- Last Updated: 11:39 PM, July 20, 2012
- Posted: 10:43 PM, July 20, 2012
Lincoln Center Festival at the Gerald Lynch Theater, 524 W. 59th St.; 212-721-6500. Next performances tonight and tomorrow.
Scientist, lover, gambler, unwed mother — the 1700s French intellectual Émilie du Châtelet was all these and more.
But even so great a thinker might have trouble recognizing herself in Kaija Saariaho’s bland one-woman opera, which premiered Thursday at the Lincoln Center Festival.
“Émilie” depicts a sleepless night toward the end of the scientist’s life. Soon to go into labor, she hurries to complete her translation of an Isaac Newton treatise, and worries about dying in childbirth.
What’s lacking both in drama and music is any sense of Émilie’s joie de vivre or passion for science. Amin Maalouf’s libretto presents her as a Mensa-level Debbie Downer.
The music by Saariaho, Carnegie Hall’s 2011-2012 composer-in-residence, features shimmering clouds of dissonant chords stitched together with harpsichord arpeggios suggesting the 18th-century setting.
Exotic percussion like the marimba adds color, but the emotional range is narrow: It sounds the same whether Émilie is lecturing on gravitational theory or addressing her unborn child.
Unlike many contemporary composers, though, Saariaho writes handsomely for the voice. The long solo role sits poised in soprano Elizabeth Futral’s warm midrange, rising to ringing high notes as she delights in Newton’s equations.

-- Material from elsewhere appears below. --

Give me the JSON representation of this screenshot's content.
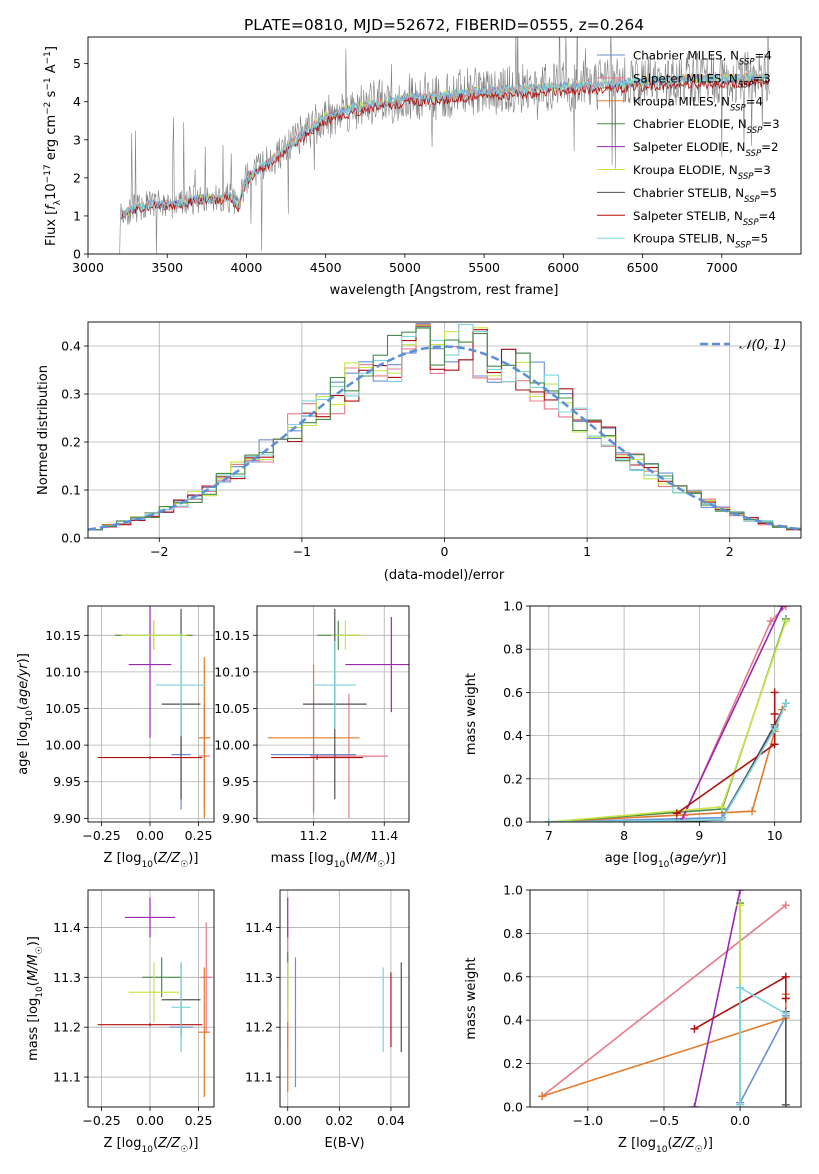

The busy 48-year-old diva — who’s alternating between this and “The Music Man” up at Glimmerglass — boasts clear and fluent French, and looks like the glamorous toast of the French aristocracy Émilie was.
What she doesn’t look is pregnant. While the plot revolves around Émilie’s isolation — expectant women of that era were forbidden to appear in public — Futral flaunts a trim waist many a Violetta would envy.
That’s hardly the only misstep in Marianne Weems’ production.
Attempting to jazz up the static story, she cluttered the stage with translucent screens for film projections of stars, math formulas and smiling babies.
With Futral stranded most of the night upstage of one screen or another, the show looks like something glimpsed through a flapping window curtain.
The real Émilie’s life was exciting and vibrant, so it can’t be right for this opera to feel so distant and cold.